ちなみにルイース一家は100年以上に渡って代々ここで農家(牛の放牧)を営んできていて、奥様も農家の嫁としてここに嫁いできたんだそうな。


その頃(14年前)は本当にここには何も無かったそうで、蚊だけが大量にいる場所だったそうです。(いや、今でも、そんな感じだと思うのですが)

その後、観光客がたくさん来るようになったので、宿泊施設を立て、英語を勉強して、このロッジを経営をはじめて今に至ると。

ルイースさんのお父さんはクイアバに住んでるんだそうです。(まぁ、街のほうが快適ですしね)



そんな話をしながらルイースおじさんはお母さんの顔を撫でまわしてたんですが、その撫で方が日本人なら絶対にしないようなまるで犬の顔を撫でてるみたいで、これがブラジル式の愛情表現なんだろうかと目が釘付けになってしまいました。



午後の行動予定についてルイースさんに相談しているときに判明したのですが、今年は雨期にしては雨が少ないんだそうです。


普段だとこの時期はメインロード以外は冠水していて普通乗用車では走れないとのことです。


しかし、雨が少ないと言ってもメインロード以外の道やトランスパンタネイラロードの奥地は一回雨が降っただけでも状況が激変するから、今日の午後に行くのはおすすめできないという話だったのと、メインロードだけでも十分動物は見られるらしいので、午後はそこを中心に走ってみることにしました。


メインロードで出会える動物を教えてもらったら、なんと宿の周辺でバクが見られるそうで、「コスタリカでも見ましたよ」とタブレットに保存してあった写真を見せたところ、


「コスタリカに居るのとは別の種類なんだよ。耳が白いから見分けられるよ」


とのことでした。


後で調べてみたら、コスタリカで見たのはベアードバクという種類で、
ブラジルに居るのはアメリカバク(ブラジルバク)と種類が違いました。


いずれにせよバクは夜行性なのでナイトドライブの時に改めて狙うつもりです。
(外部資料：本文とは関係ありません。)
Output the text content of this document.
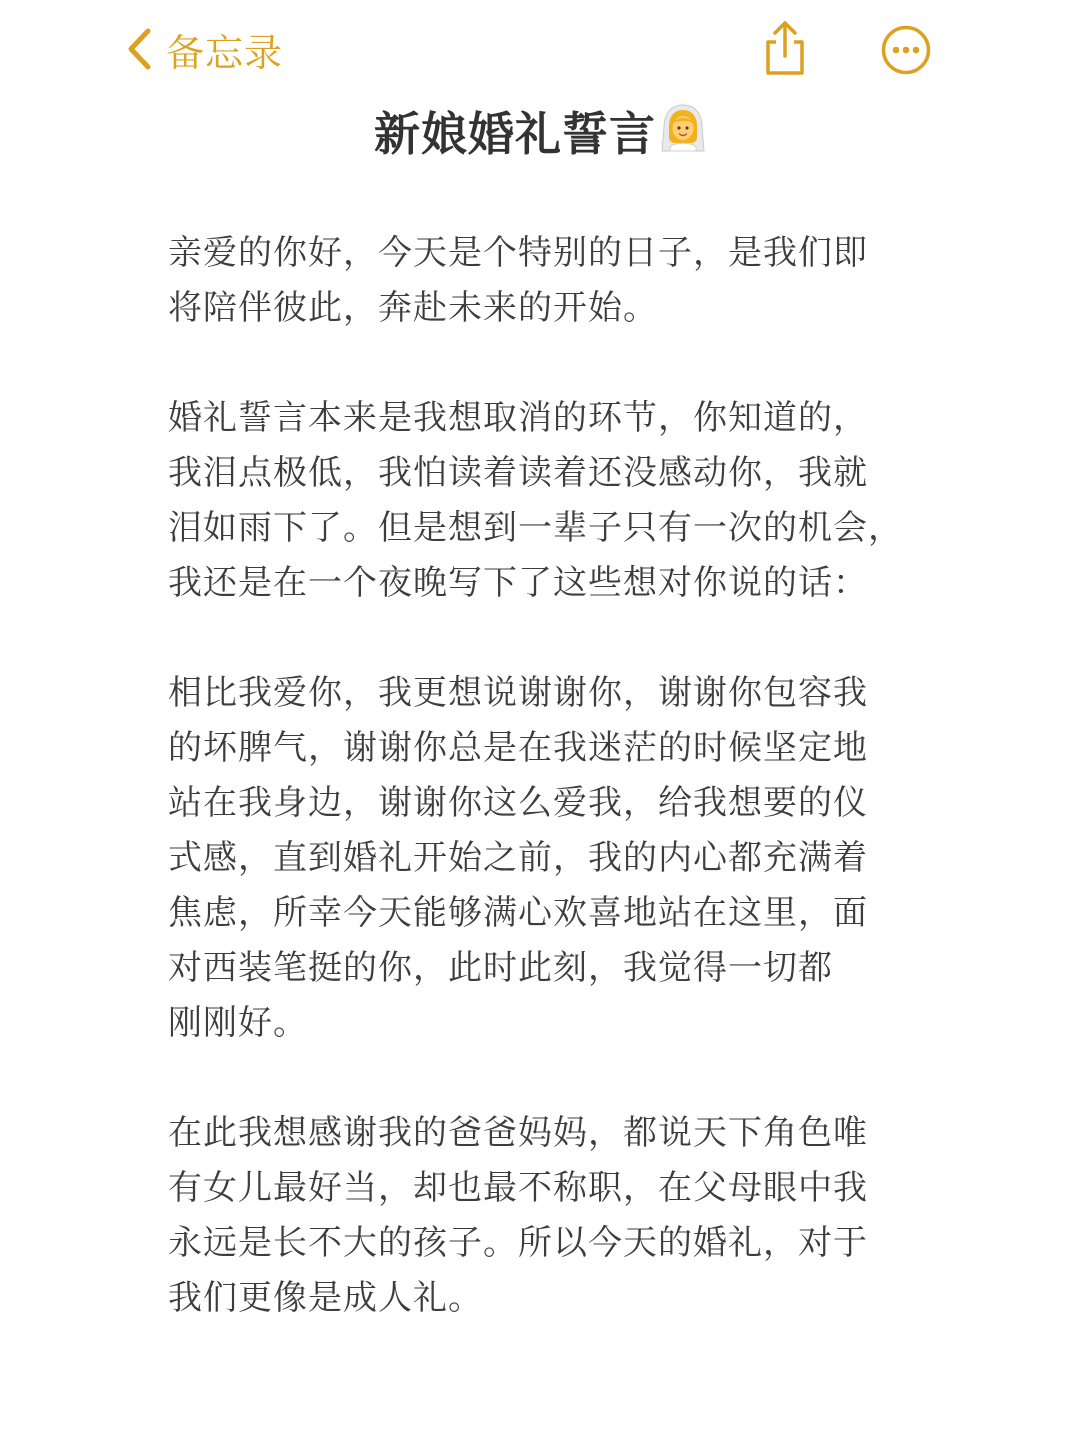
备忘录
新娘婚礼誓言
亲爱的你好，今天是个特别的日子，是我们即
将陪伴彼此，奔赴未来的开始。
婚礼誓言本来是我想取消的环节，你知道的，
我泪点极低，我怕读着读着还没感动你，我就
泪如雨下了。但是想到一辈子只有一次的机会，
我还是在一个夜晚写下了这些想对你说的话：
相比我爱你，我更想说谢谢你，谢谢你包容我
的坏脾气，谢谢你总是在我迷茫的时候坚定地
站在我身边，谢谢你这么爱我，给我想要的仪
式感，直到婚礼开始之前，我的内心都充满着
焦虑，所幸今天能够满心欢喜地站在这里，面
对西装笔挺的你，此时此刻，我觉得一切都
刚刚好。
在此我想感谢我的爸爸妈妈，都说天下角色唯
有女儿最好当，却也最不称职，在父母眼中我
永远是长不大的孩子。所以今天的婚礼，对于
我们更像是成人礼。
楽しみが一つ増えました。



食事を終えてぼちぼち出発しようとしたところ、白人グループが食堂に入ってきて、えらい親しげにルイース夫妻と話しをしていたので常連さんかと思ったら、親戚なんだそうな。



これで、お客さん私一人っきりの状態から宿が少し賑やかになりました。




さて、午後のドライブに出かけますか。